Today, more than 100,000 family members across the country have taken the course, she said.
Pauley said the results of a recent study on the effectiveness of Family-to-Family Education Program, conducted at the University of Maryland School of Medicine, showed that course participants gained a greater understanding of mental illness, coped much better, worried less and felt newly empowered to advocate for better treatment and services for their relative.
For the program to be effective, Pauley said class size is usually small, affording people a chance to get to know each other and discuss topics in an intimate setting.

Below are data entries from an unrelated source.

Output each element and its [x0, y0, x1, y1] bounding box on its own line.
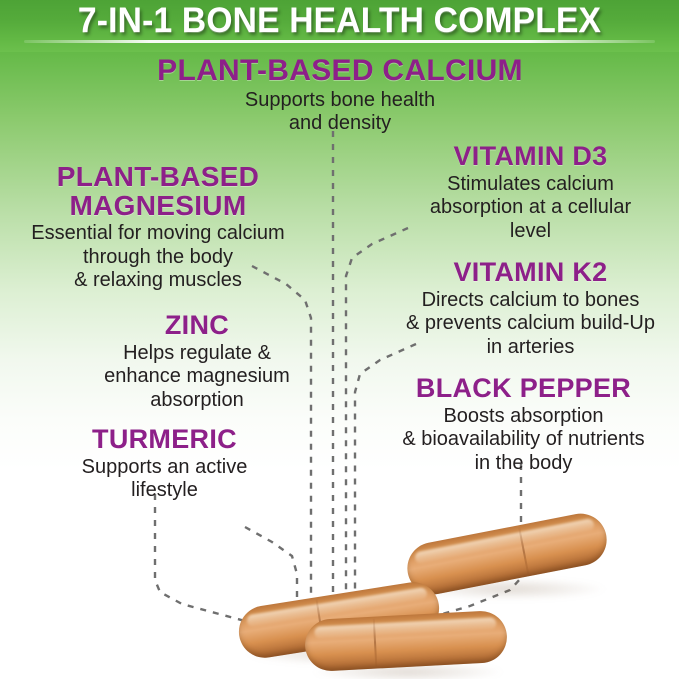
capsule-group: [0, 0, 679, 679]
bone-health-infographic: 7-IN-1 BONE HEALTH COMPLEX PLANT-BASED C…: [0, 0, 679, 679]
orange-capsule: [304, 610, 508, 673]
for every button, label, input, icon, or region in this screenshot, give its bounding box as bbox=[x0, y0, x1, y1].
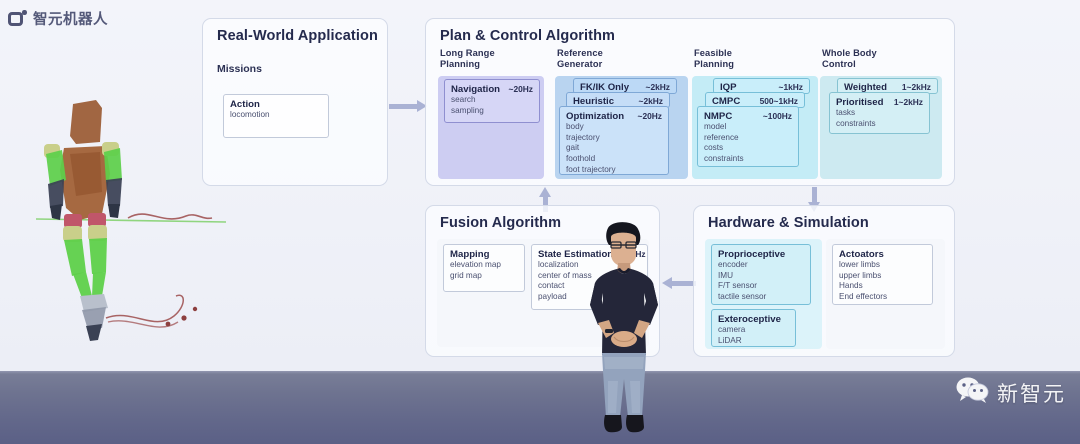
real-world-application-card: Real-World Application Missions Action l… bbox=[202, 18, 388, 186]
prioritised-item-tasks: tasks bbox=[836, 108, 923, 119]
mapping-item-elevation-map: elevation map bbox=[450, 260, 518, 271]
prioritised-item-constraints: constraints bbox=[836, 119, 923, 130]
optimization-item-gait: gait bbox=[566, 143, 662, 154]
exteroceptive-box: Exteroceptive camera LiDAR bbox=[711, 309, 796, 347]
optimization-item-foot-trajectory: foot trajectory bbox=[566, 165, 662, 176]
optimization-item-foothold: foothold bbox=[566, 154, 662, 165]
nmpc-item-reference: reference bbox=[704, 133, 792, 144]
stage-background: 智元机器人 bbox=[0, 0, 1080, 444]
fusion-algorithm-title: Fusion Algorithm bbox=[440, 215, 561, 231]
optimization-item-trajectory: trajectory bbox=[566, 133, 662, 144]
proprioceptive-item-ft-sensor: F/T sensor bbox=[718, 281, 804, 292]
column-heading-reference-generator: Reference Generator bbox=[557, 48, 603, 71]
proprioceptive-item-tactile-sensor: tactile sensor bbox=[718, 292, 804, 303]
wechat-icon bbox=[956, 377, 990, 409]
channel-watermark: 新智元 bbox=[956, 377, 1066, 409]
arrow-realworld-to-plan bbox=[389, 100, 427, 113]
prioritised-title: Prioritised bbox=[836, 97, 883, 108]
proprioceptive-box: Proprioceptive encoder IMU F/T sensor ta… bbox=[711, 244, 811, 305]
plan-control-title: Plan & Control Algorithm bbox=[440, 28, 615, 44]
column-heading-whole-body-control: Whole Body Control bbox=[822, 48, 877, 71]
presentation-slide: 智元机器人 bbox=[0, 0, 1080, 372]
action-box-title: Action bbox=[230, 99, 260, 110]
plan-control-algorithm-card: Plan & Control Algorithm Long Range Plan… bbox=[425, 18, 955, 186]
agibot-logo-icon bbox=[8, 11, 27, 26]
mapping-item-grid-map: grid map bbox=[450, 271, 518, 282]
nmpc-title: NMPC bbox=[704, 111, 732, 122]
actuators-item-lower-limbs: lower limbs bbox=[839, 260, 926, 271]
missions-label: Missions bbox=[217, 63, 262, 75]
hardware-simulation-title: Hardware & Simulation bbox=[708, 215, 869, 231]
brand-name: 智元机器人 bbox=[33, 8, 108, 29]
watermark-text: 新智元 bbox=[997, 378, 1066, 408]
real-world-title: Real-World Application bbox=[217, 28, 378, 44]
navigation-item-search: search bbox=[451, 95, 533, 106]
proprioceptive-item-encoder: encoder bbox=[718, 260, 804, 271]
column-heading-long-range-planning: Long Range Planning bbox=[440, 48, 495, 71]
weighted-hz: 1~2kHz bbox=[902, 82, 931, 92]
nmpc-hz: ~100Hz bbox=[763, 111, 792, 121]
actuators-box: Actoators lower limbs upper limbs Hands … bbox=[832, 244, 933, 305]
nmpc-item-costs: costs bbox=[704, 143, 792, 154]
action-item-locomotion: locomotion bbox=[230, 110, 322, 121]
presenter-svg bbox=[576, 221, 672, 444]
navigation-box: Navigation ~20Hz search sampling bbox=[444, 79, 540, 123]
proprioceptive-title: Proprioceptive bbox=[718, 249, 785, 260]
stage-floor bbox=[0, 371, 1080, 444]
nmpc-item-constraints: constraints bbox=[704, 154, 792, 165]
exteroceptive-item-camera: camera bbox=[718, 325, 789, 336]
fkik-only-hz: ~2kHz bbox=[646, 82, 670, 92]
exteroceptive-item-lidar: LiDAR bbox=[718, 336, 789, 347]
hardware-simulation-card: Hardware & Simulation Proprioceptive enc… bbox=[693, 205, 955, 357]
presenter-person bbox=[576, 221, 672, 444]
mapping-title: Mapping bbox=[450, 249, 489, 260]
actuators-item-end-effectors: End effectors bbox=[839, 292, 926, 303]
nmpc-box: NMPC ~100Hz model reference costs constr… bbox=[697, 106, 799, 167]
optimization-hz: ~20Hz bbox=[638, 111, 662, 121]
navigation-box-hz: ~20Hz bbox=[509, 84, 533, 94]
agibot-brand-logo: 智元机器人 bbox=[8, 8, 108, 29]
mapping-box: Mapping elevation map grid map bbox=[443, 244, 525, 292]
proprioceptive-item-imu: IMU bbox=[718, 271, 804, 282]
action-box: Action locomotion bbox=[223, 94, 329, 138]
heuristic-hz: ~2kHz bbox=[639, 96, 663, 106]
iqp-hz: ~1kHz bbox=[779, 82, 803, 92]
actuators-item-upper-limbs: upper limbs bbox=[839, 271, 926, 282]
robot-svg bbox=[36, 96, 226, 346]
actuators-item-hands: Hands bbox=[839, 281, 926, 292]
humanoid-robot-simulation-figure bbox=[36, 96, 226, 346]
cmpc-hz: 500~1kHz bbox=[760, 96, 798, 106]
prioritised-box: Prioritised 1~2kHz tasks constraints bbox=[829, 92, 930, 134]
navigation-box-title: Navigation bbox=[451, 84, 500, 95]
optimization-title: Optimization bbox=[566, 111, 624, 122]
column-heading-feasible-planning: Feasible Planning bbox=[694, 48, 734, 71]
exteroceptive-title: Exteroceptive bbox=[718, 314, 781, 325]
actuators-title: Actoators bbox=[839, 249, 884, 260]
nmpc-item-model: model bbox=[704, 122, 792, 133]
optimization-box: Optimization ~20Hz body trajectory gait … bbox=[559, 106, 669, 175]
prioritised-hz: 1~2kHz bbox=[894, 97, 923, 107]
optimization-item-body: body bbox=[566, 122, 662, 133]
navigation-item-sampling: sampling bbox=[451, 106, 533, 117]
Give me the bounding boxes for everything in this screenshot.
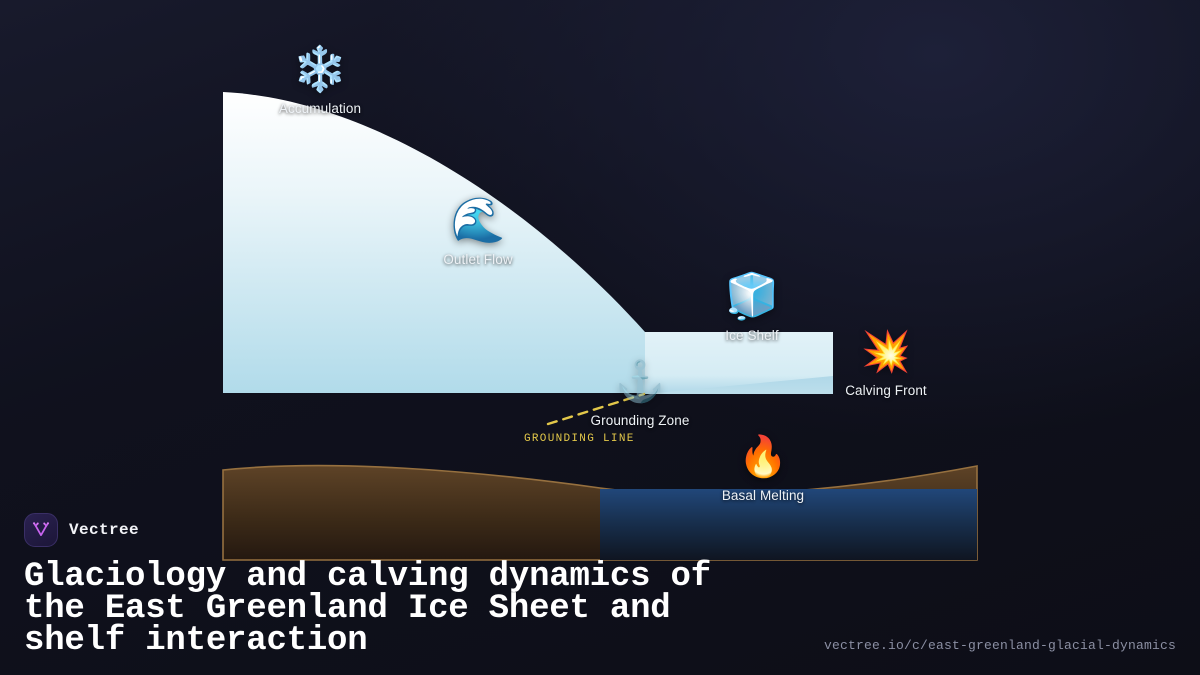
brand-name: Vectree (69, 521, 139, 539)
vectree-logo-icon (24, 513, 58, 547)
brand: Vectree (24, 513, 1176, 547)
grounding-line (548, 394, 644, 424)
page-title: Glaciology and calving dynamics of the E… (24, 561, 814, 657)
ice-sheet-layer (223, 92, 645, 393)
slide-canvas: ❄️ Accumulation 🌊 Outlet Flow 🧊 Ice Shel… (0, 0, 1200, 675)
grounding-line-label: GROUNDING LINE (524, 433, 635, 445)
page-url: vectree.io/c/east-greenland-glacial-dyna… (824, 638, 1176, 653)
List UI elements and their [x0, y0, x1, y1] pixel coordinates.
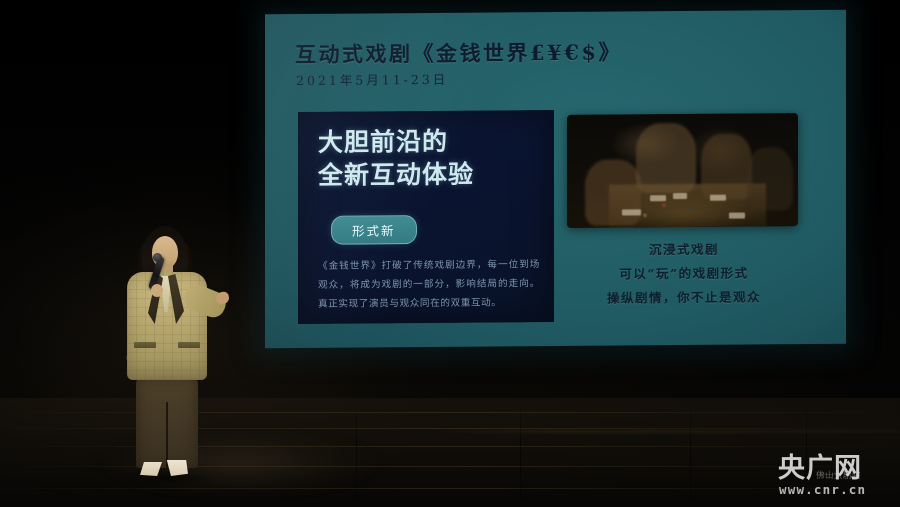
presenter-hand-right [151, 284, 163, 297]
projection-screen: 互动式戏剧《金钱世界£¥€$》 2021年5月11-23日 大胆前沿的 全新互动… [265, 10, 846, 349]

The classes provide information on a variety of mental illness disorders, she said.
Participants also receive up-to-date information about medications, side effects and strategies for medication adherence; current research related to the biology of brain disorders, as well as support and services within the community.
Pauley said both parents are encouraged to attend the program "so that everybody is on the same page."
And while there is no quick fix for the problems associated with mental illness, Pauley said she encourages families to never give up hope.
"You look at a graduation picture and you remember all the hopes and dreams you had for that person," she said. "Now, put a different picture in its place. But don't give up on hopes and dreams."
If you go ...
WHAT: Family-to-Family Education Program
WHEN: The course is 12 weeks, beginning Saturday, Jan. 15, 9 a.m. to 11:30 a.m.,
WHERE: Western Maryland Hospital Center, 1500 Pennsylvania Ave., Hagerstown.